There is little of cheer for those poorer pensioners out there. However, it is likely that the pre-Budget report will bring some good news with changes to the basic state pension and possibly also to pension credit, which is used to top up the incomes of the poorest pensioners.
Each year the Retail Prices Index (RPI) figure for September is used by the government to calculate the next year’s increases in the state pension and other benefits. In September, we saw inflation peak at 5.2 per cent. Therefore this will mean that from next April single pensioners will see their weekly pension payments rise by a larger than usual amount, £4.54 to £95.24, while pensioner couples will see a rise of £7.26 to £152.30.
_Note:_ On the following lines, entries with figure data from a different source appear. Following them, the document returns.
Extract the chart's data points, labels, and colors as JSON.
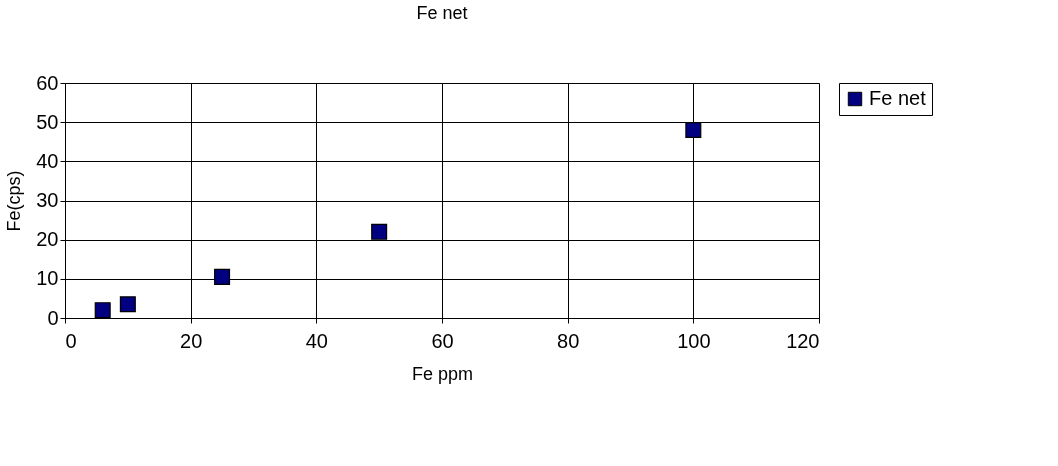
{
  "chart_data": {
    "type": "scatter",
    "title": "Fe net",
    "xlabel": "Fe ppm",
    "ylabel": "Fe(cps)",
    "x": [
      6,
      10,
      25,
      50,
      100
    ],
    "series": [
      {
        "name": "Fe net",
        "color": "#000080",
        "values": [
          2,
          3.5,
          10.5,
          22,
          48
        ]
      }
    ],
    "xlim": [
      0,
      120
    ],
    "xticks": [
      0,
      20,
      40,
      60,
      80,
      100,
      120
    ],
    "ylim": [
      0,
      60
    ],
    "yticks": [
      0,
      10,
      20,
      30,
      40,
      50,
      60
    ],
    "grid": true,
    "legend": "right",
    "marker": "square"
  }
}
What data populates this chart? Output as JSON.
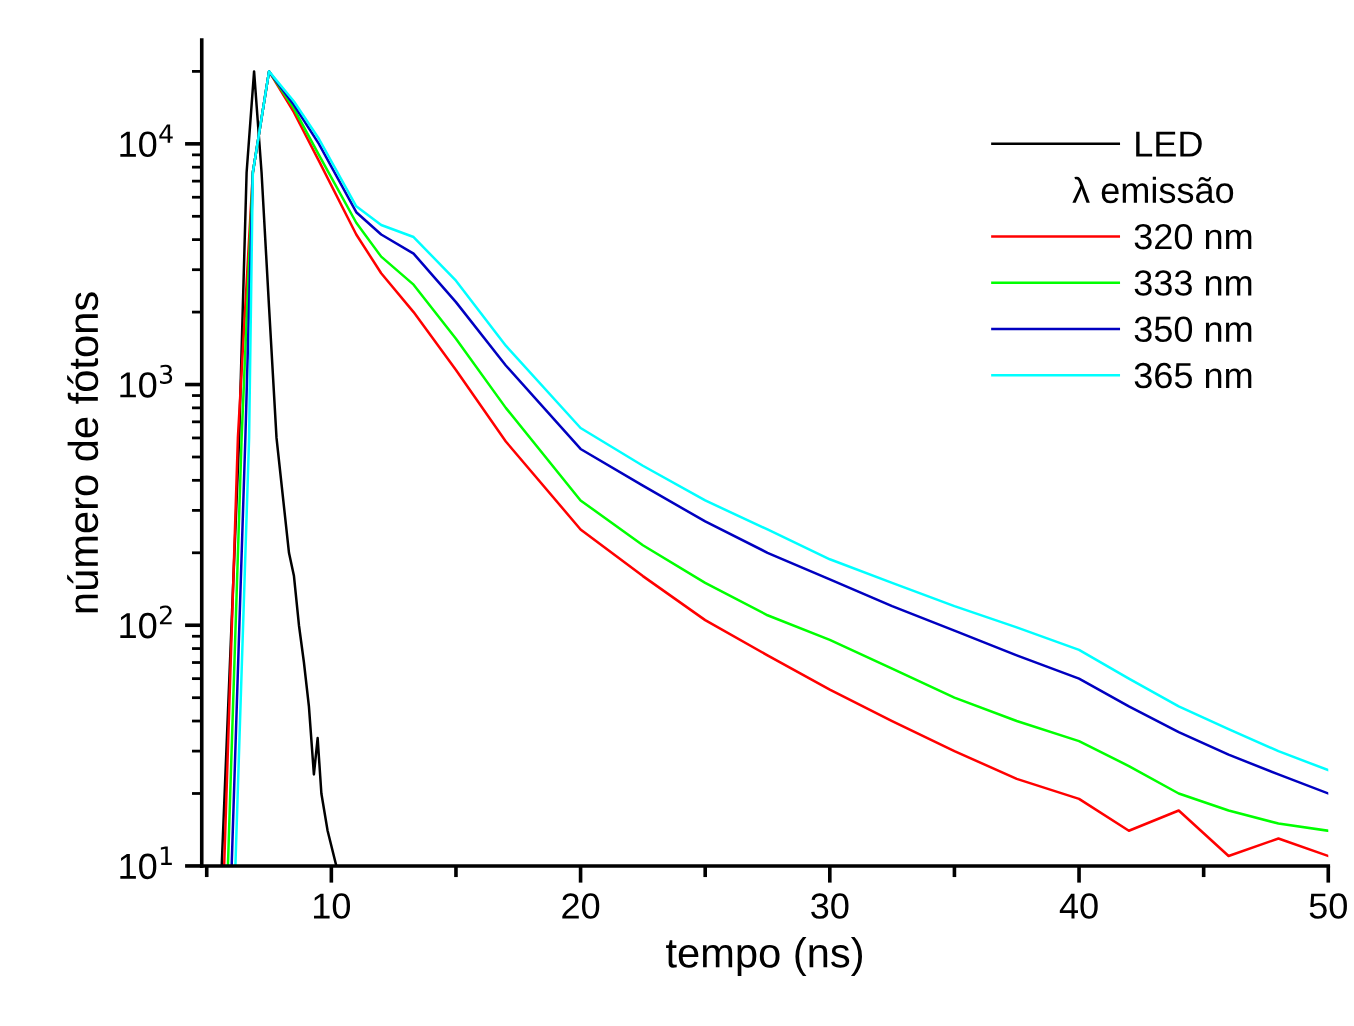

There are charities campaigning for a greater increase for older people to reflect the real increase in living costs faced by many retirees. The Chancellor is unlikely to comply with these demands, given that the increases are so much higher than last September’s 3.9 per cent.
It is inconceivable that the Chancellor will ditch winter fuel payments, given the ever increasing cost of energy. You never know, he might even increase them.
There is also school of thought that Mr. Darling might remove the statutory obligation for retirees to buy a pension annuity at age 75 as the value of many retirement funds have been hit so hard by the turmoil in the financial markets in the past year.
I guess we’ll just have to wait to find out.